Senator COULTER —My question is directed to the Minister for Industry, Science and Technology. Will the minister confirm that CSIRO will close several agricultural research centres as a result of cuts to its budget? Is it true that woolgrowers have substantially paid for research centres through the wool levy? Have woolgrowers been consulted about the imminent closures? Finally, is it true that the government has defined small business as employing 20 people or having a turnover of $2 million, and that CSIRO has adopted this definition for the purposes of its support for small business? Has this not removed Australia's 100,000 farmers from the attention they deserve from CSIRO?


Senator COOK —I remind the Senate that in this budget we have increased baseline funding to the CSIRO. Also, the CSIRO expects to increase its commercial earnings. It will be able to access the jobs compact and increase its staff employment in support areas as well. Overall, funding to the CSIRO is up, and up significantly.

  Before I turn to the questions, I might add one other rider. This is a one-line appropriation by the government. We appoint a board to the CSIRO in which we have great confidence and faith. It makes the allocations to the scientific priorities of this nation, unadvised by the government. It makes choices as to how it expends the funds within the CSIRO.

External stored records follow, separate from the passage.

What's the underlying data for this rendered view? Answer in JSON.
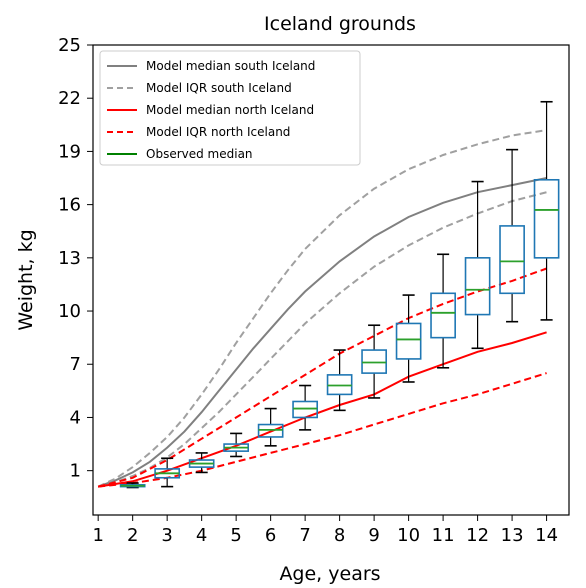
{
  "chart_data": {
    "type": "box",
    "title": "Iceland grounds",
    "xlabel": "Age, years",
    "ylabel": "Weight, kg",
    "x_ticks": [
      1,
      2,
      3,
      4,
      5,
      6,
      7,
      8,
      9,
      10,
      11,
      12,
      13,
      14
    ],
    "y_ticks": [
      1,
      4,
      7,
      10,
      13,
      16,
      19,
      22,
      25
    ],
    "xlim": [
      0.85,
      14.65
    ],
    "ylim": [
      -1.5,
      25
    ],
    "grid": false,
    "legend_position": "top-left",
    "legend": [
      {
        "label": "Model median south Iceland",
        "color": "#808080",
        "dash": "solid"
      },
      {
        "label": "Model IQR south Iceland",
        "color": "#a0a0a0",
        "dash": "dashed"
      },
      {
        "label": "Model median north Iceland",
        "color": "#ff0000",
        "dash": "solid"
      },
      {
        "label": "Model IQR north Iceland",
        "color": "#ff0000",
        "dash": "dashed"
      },
      {
        "label": "Observed median",
        "color": "#008000",
        "dash": "solid"
      }
    ],
    "series": [
      {
        "name": "Model median south Iceland",
        "color": "#808080",
        "dash": "solid",
        "x": [
          1,
          1.5,
          2,
          2.5,
          3,
          3.5,
          4,
          4.5,
          5,
          5.5,
          6,
          6.5,
          7,
          8,
          9,
          10,
          11,
          12,
          13,
          14
        ],
        "y": [
          0.1,
          0.45,
          0.9,
          1.5,
          2.3,
          3.2,
          4.3,
          5.5,
          6.7,
          7.9,
          9.0,
          10.1,
          11.1,
          12.8,
          14.2,
          15.3,
          16.1,
          16.7,
          17.1,
          17.5
        ]
      },
      {
        "name": "Model IQR south Iceland",
        "color": "#a0a0a0",
        "dash": "dashed",
        "x": [
          1,
          1.5,
          2,
          2.5,
          3,
          3.5,
          4,
          4.5,
          5,
          5.5,
          6,
          6.5,
          7,
          8,
          9,
          10,
          11,
          12,
          13,
          14
        ],
        "y": [
          0.1,
          0.55,
          1.2,
          2.0,
          2.9,
          4.0,
          5.3,
          6.7,
          8.2,
          9.6,
          11.0,
          12.3,
          13.5,
          15.4,
          16.9,
          18.0,
          18.8,
          19.4,
          19.9,
          20.2
        ]
      },
      {
        "name": "Model IQR south Iceland",
        "color": "#a0a0a0",
        "dash": "dashed",
        "x": [
          1,
          1.5,
          2,
          2.5,
          3,
          3.5,
          4,
          4.5,
          5,
          5.5,
          6,
          6.5,
          7,
          8,
          9,
          10,
          11,
          12,
          13,
          14
        ],
        "y": [
          0.1,
          0.35,
          0.7,
          1.15,
          1.75,
          2.5,
          3.4,
          4.3,
          5.3,
          6.3,
          7.3,
          8.3,
          9.3,
          11.0,
          12.5,
          13.7,
          14.7,
          15.5,
          16.2,
          16.7
        ]
      },
      {
        "name": "Model median north Iceland",
        "color": "#ff0000",
        "dash": "solid",
        "x": [
          1,
          2,
          3,
          4,
          5,
          6,
          7,
          8,
          9,
          10,
          11,
          12,
          13,
          14
        ],
        "y": [
          0.1,
          0.4,
          1.0,
          1.7,
          2.4,
          3.2,
          4.0,
          4.7,
          5.3,
          6.3,
          7.0,
          7.7,
          8.2,
          8.8
        ]
      },
      {
        "name": "Model IQR north Iceland",
        "color": "#ff0000",
        "dash": "dashed",
        "x": [
          1,
          2,
          3,
          4,
          5,
          6,
          7,
          8,
          9,
          10,
          11,
          12,
          13,
          14
        ],
        "y": [
          0.1,
          0.6,
          1.6,
          2.8,
          4.0,
          5.2,
          6.4,
          7.6,
          8.6,
          9.6,
          10.4,
          11.1,
          11.7,
          12.4
        ]
      },
      {
        "name": "Model IQR north Iceland",
        "color": "#ff0000",
        "dash": "dashed",
        "x": [
          1,
          2,
          3,
          4,
          5,
          6,
          7,
          8,
          9,
          10,
          11,
          12,
          13,
          14
        ],
        "y": [
          0.1,
          0.3,
          0.6,
          1.0,
          1.5,
          2.0,
          2.5,
          3.0,
          3.6,
          4.2,
          4.8,
          5.3,
          5.9,
          6.5
        ]
      }
    ],
    "boxes": {
      "box_color": "#1f77b4",
      "median_color": "#2ca02c",
      "x": [
        2,
        3,
        4,
        5,
        6,
        7,
        8,
        9,
        10,
        11,
        12,
        13,
        14
      ],
      "whisker_low": [
        0.05,
        0.1,
        0.9,
        1.8,
        2.4,
        3.3,
        4.4,
        5.1,
        6.0,
        6.8,
        7.9,
        9.4,
        9.5
      ],
      "q1": [
        0.1,
        0.6,
        1.2,
        2.1,
        2.9,
        4.0,
        5.3,
        6.5,
        7.3,
        8.5,
        9.8,
        11.0,
        13.0
      ],
      "median": [
        0.15,
        0.85,
        1.4,
        2.3,
        3.3,
        4.5,
        5.8,
        7.1,
        8.4,
        9.9,
        11.2,
        12.8,
        15.7
      ],
      "q3": [
        0.2,
        1.1,
        1.6,
        2.5,
        3.6,
        4.9,
        6.4,
        7.8,
        9.3,
        11.0,
        13.0,
        14.8,
        17.4
      ],
      "whisker_high": [
        0.3,
        1.7,
        2.0,
        3.1,
        4.5,
        5.8,
        7.8,
        9.2,
        10.9,
        13.2,
        17.3,
        19.1,
        21.8
      ]
    }
  }
}
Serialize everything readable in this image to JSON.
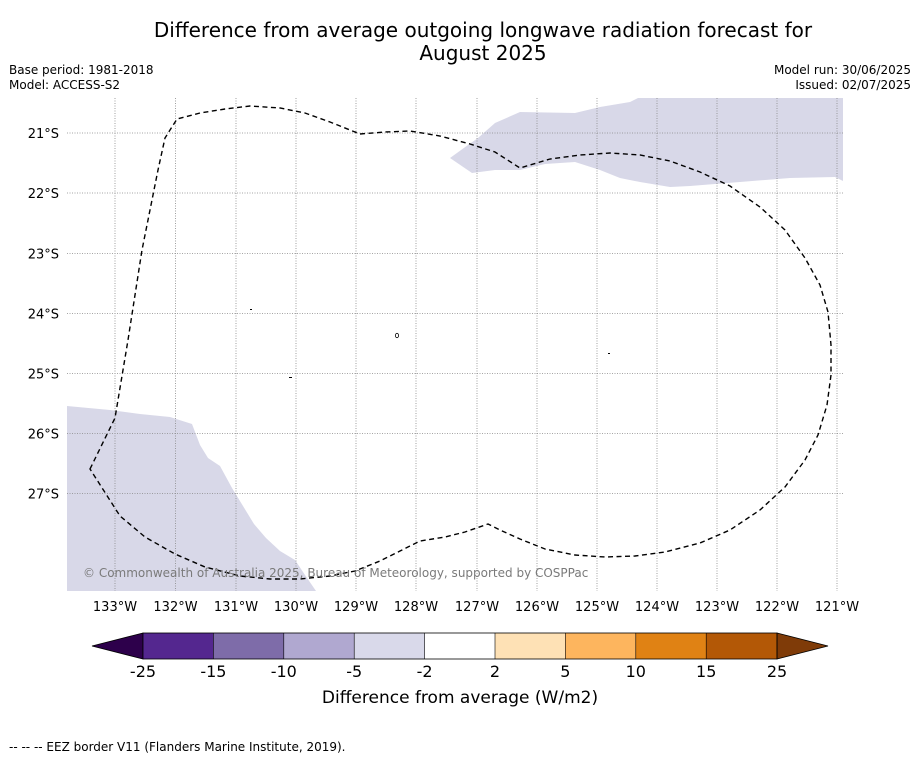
{
  "title_line1": "Difference from average outgoing longwave radiation forecast for",
  "title_line2": "August 2025",
  "base_period": "Base period: 1981-2018",
  "model": "Model: ACCESS-S2",
  "model_run": "Model run: 30/06/2025",
  "issued": "Issued: 02/07/2025",
  "copyright": "© Commonwealth of Australia 2025, Bureau of Meteorology, supported by COSPPac",
  "footnote": "--  --  -- EEZ border V11 (Flanders Marine Institute, 2019).",
  "colors": {
    "ocean_background": "#ffffff",
    "anomaly_fill": "#d8d8e8",
    "gridline": "#888888",
    "eez_border": "#000000"
  },
  "map": {
    "lon_labels": [
      "133°W",
      "132°W",
      "131°W",
      "130°W",
      "129°W",
      "128°W",
      "127°W",
      "126°W",
      "125°W",
      "124°W",
      "123°W",
      "122°W",
      "121°W"
    ],
    "lat_labels": [
      "21°S",
      "22°S",
      "23°S",
      "24°S",
      "25°S",
      "26°S",
      "27°S"
    ]
  },
  "colorbar": {
    "title": "Difference from average (W/m2)",
    "tick_labels": [
      "-25",
      "-15",
      "-10",
      "-5",
      "-2",
      "2",
      "5",
      "10",
      "15",
      "25"
    ],
    "bin_colors": [
      "#54278f",
      "#7e6ca9",
      "#b0a8d0",
      "#d9d9ea",
      "#ffffff",
      "#fee1b5",
      "#fdb55e",
      "#e08214",
      "#b35806"
    ],
    "under_color": "#2d004b",
    "over_color": "#7f3b08"
  }
}
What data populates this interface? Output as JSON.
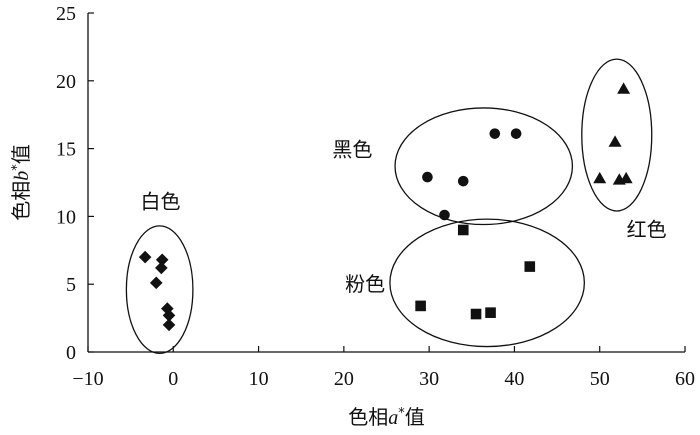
{
  "chart_data": {
    "type": "scatter",
    "title": "",
    "xlabel": "色相a*值",
    "ylabel": "色相b*值",
    "xlabel_parts": {
      "prefix": "色相",
      "var": "a",
      "sup": "*",
      "suffix": "值"
    },
    "ylabel_parts": {
      "prefix": "色相",
      "var": "b",
      "sup": "*",
      "suffix": "值"
    },
    "xlim": [
      -10,
      60
    ],
    "ylim": [
      0,
      25
    ],
    "xticks": [
      -10,
      0,
      10,
      20,
      30,
      40,
      50,
      60
    ],
    "yticks": [
      0,
      5,
      10,
      15,
      20,
      25
    ],
    "grid": false,
    "legend": "none",
    "series": [
      {
        "name": "白色",
        "marker": "diamond",
        "points": [
          {
            "x": -3.3,
            "y": 7.0
          },
          {
            "x": -1.3,
            "y": 6.8
          },
          {
            "x": -1.4,
            "y": 6.2
          },
          {
            "x": -2.0,
            "y": 5.1
          },
          {
            "x": -0.7,
            "y": 3.2
          },
          {
            "x": -0.5,
            "y": 2.7
          },
          {
            "x": -0.5,
            "y": 2.0
          }
        ],
        "group_ellipse": {
          "cx": -1.6,
          "cy": 4.6,
          "rx": 3.9,
          "ry": 4.7
        }
      },
      {
        "name": "黑色",
        "marker": "circle",
        "points": [
          {
            "x": 37.7,
            "y": 16.1
          },
          {
            "x": 40.2,
            "y": 16.1
          },
          {
            "x": 29.8,
            "y": 12.9
          },
          {
            "x": 34.0,
            "y": 12.6
          },
          {
            "x": 31.8,
            "y": 10.1
          }
        ],
        "group_ellipse": {
          "cx": 36.4,
          "cy": 13.7,
          "rx": 10.4,
          "ry": 4.3
        }
      },
      {
        "name": "粉色",
        "marker": "square",
        "points": [
          {
            "x": 34.0,
            "y": 9.0
          },
          {
            "x": 41.8,
            "y": 6.3
          },
          {
            "x": 29.0,
            "y": 3.4
          },
          {
            "x": 35.5,
            "y": 2.8
          },
          {
            "x": 37.2,
            "y": 2.9
          }
        ],
        "group_ellipse": {
          "cx": 36.8,
          "cy": 5.1,
          "rx": 11.4,
          "ry": 4.7
        }
      },
      {
        "name": "红色",
        "marker": "triangle",
        "points": [
          {
            "x": 52.8,
            "y": 19.4
          },
          {
            "x": 51.8,
            "y": 15.5
          },
          {
            "x": 50.0,
            "y": 12.8
          },
          {
            "x": 52.3,
            "y": 12.7
          },
          {
            "x": 53.1,
            "y": 12.8
          }
        ],
        "group_ellipse": {
          "cx": 52.0,
          "cy": 16.0,
          "rx": 4.1,
          "ry": 5.6
        }
      }
    ],
    "annotations": [
      {
        "text": "白色",
        "x": -1.5,
        "y": 10.6
      },
      {
        "text": "黑色",
        "x": 21.0,
        "y": 14.4
      },
      {
        "text": "粉色",
        "x": 22.5,
        "y": 4.5
      },
      {
        "text": "红色",
        "x": 55.5,
        "y": 8.5
      }
    ]
  }
}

  In response to the first question, restructuring proposals are being considered within the CSIRO's Institute of Animal Production and Processing. These proposals are designed to enable the CSIRO to better support the changing needs of its stakeholders in the animal food and fibre industries for the next 10 years. The proposals are currently being put to staff, stakeholders and unions and include the proposal that the institute consolidate its research effort from the current 27 sites to 17 sites, thereby cutting overheads and administrative costs.

  The proposals would result in a consolidation of animal health and wool research at Geelong and of tropical animal and plant research at St Lucia in Brisbane. They would include the transfer of wool technology staff from Ryde in Sydney to the main laboratory in Geelong, and the transfer of animal health staff at Parkville in Melbourne to the Australian Animal Health Laboratory also at Geelong. It is also proposed to move tropical animal production staff from Indooroopilly in Brisbane to the Division of Tropical Crops and Pastures at the University of Queensland, St Lucia, and to Rockhampton and to reduce poultry production research in the Division of Animal Production.

  It is further proposed that a number of sites be disposed of, including part of the Glenthorne site in Adelaide, Yallanoon in Western Australia and Longford at Armidale in New South Wales. All of those proposals are in line with CSIRO policy to consolidate its efforts on fewer sites but—here is the rub—no decisions will be made before extensive discussion has been carried out and the final options are put to the CSIRO board.

  To the second question about woolgrowers and the levy, the answer is no. Most of the centres in question were purchased over 40 years ago and woolgrowers contributed relatively little to their purchase. In the interim, the CSIRO has cared for, maintained and expended funds on those facilities.

  To the third question about whether woolgrowers had been consulted, the answer is yes. Dr Donald of the Institute of Animal Production and Processing has briefed the directors of the NFF and the Wool Council of Australia and has been invited by the Wool Council of Australia to talk to it on 9 June. He has also offered to speak to the board of the Australian Wool Research and Promotion Organisation.

  In answer to the last question, the relevance of which I do not see, the CSIRO worked with McKinsey and Co. in 1993 to examine the technological needs of Australia's small to medium businesses. They were defined in that study and in subsequent policy considerations within CSIRO as ranging from 20 employees and/or a turnover of $2 million per annum to 500 employees and/or a turnover of $100 million per annum. It has absolutely no effect on CSIRO's research in the rural industries area.